Whether the wanted man is a dissident Syrian remains unclear — the family certainly denies any such thing. Nevertheless, the raid by Hezbollah’s internal security apparatus follows a pattern of harassment, kidnapping, and cross-border rendition of Syrian anti-regime activists by Syria’s many loyalists in Lebanon, which also include rogue police units, pro-Syria political movements, and even Kurdish separatists. As President Bashar al-Assad looks to squelch an astonishingly persistent nine-month revolt, Lebanon is fast becoming another battleground between supporters and opponents of his rule.
The Arsal incursion, however, did not go how Hezbollah planned.

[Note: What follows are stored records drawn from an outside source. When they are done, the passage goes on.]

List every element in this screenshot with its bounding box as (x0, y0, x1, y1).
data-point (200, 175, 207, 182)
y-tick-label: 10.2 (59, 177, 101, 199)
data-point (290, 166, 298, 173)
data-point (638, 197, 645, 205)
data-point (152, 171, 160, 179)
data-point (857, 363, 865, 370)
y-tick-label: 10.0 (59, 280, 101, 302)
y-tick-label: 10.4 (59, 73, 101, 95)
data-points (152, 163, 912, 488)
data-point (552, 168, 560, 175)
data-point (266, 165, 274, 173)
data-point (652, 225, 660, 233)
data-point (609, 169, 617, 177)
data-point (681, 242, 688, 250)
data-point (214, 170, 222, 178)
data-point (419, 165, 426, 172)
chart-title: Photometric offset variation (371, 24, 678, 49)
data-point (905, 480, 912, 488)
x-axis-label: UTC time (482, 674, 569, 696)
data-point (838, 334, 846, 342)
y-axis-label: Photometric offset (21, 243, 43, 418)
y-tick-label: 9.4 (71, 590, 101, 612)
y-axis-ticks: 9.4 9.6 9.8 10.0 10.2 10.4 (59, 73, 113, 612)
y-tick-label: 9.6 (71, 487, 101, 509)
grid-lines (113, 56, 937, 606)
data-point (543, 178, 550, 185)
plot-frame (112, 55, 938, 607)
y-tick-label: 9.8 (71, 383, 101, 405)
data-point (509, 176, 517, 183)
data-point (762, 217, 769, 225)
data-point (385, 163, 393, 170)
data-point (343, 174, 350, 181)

The men in black trucks didn’t impress the residents of Arsal: True to their reputation as a flinty bunch, the tribes immediately sent out men bedecked with the ubiquitous accessories of any respectable Beqaa smuggler — the AK-47 and rocket propelled grenade launcher — and ambushed the convoy before it could lay hands on the purported Syrian fugitive.
Local officials released a statement shortly afterwards, warning Hezbollah against any attempt to repeat its adventure. “Let everyone know that Arsal is not orphaned,” it read. “[A]nyone attacking Arsal or any other Lebanese town would be definitely serving the Zionist enemy and Assad’s brigades.”
Hezbollah, which tepidly denied the incident, hasn’t released any casualty figures, but the ensuing firefight was nasty enough that the Lebanese Army dispatched a team to extract the Hezbollah men from the ambush — and itself came under fire from Sunni mountainfolk with little use for either Shiite militant supporters of the Assad regime, or law enforcement of any sort.
The Lebanese army claimed in a convoluted statement the next day that an intelligence unit was in hot pursuit of a known criminal when it unexpectedly came under attack. However, that narrative unraveled over the next few days, when a collection of local officials and anti-Syrian Sunni politicians accused Hezbollah of instigating the attack — a claim confirmed to FP by multiple intelligence and law enforcement officials, as well as one prominent human rights activist.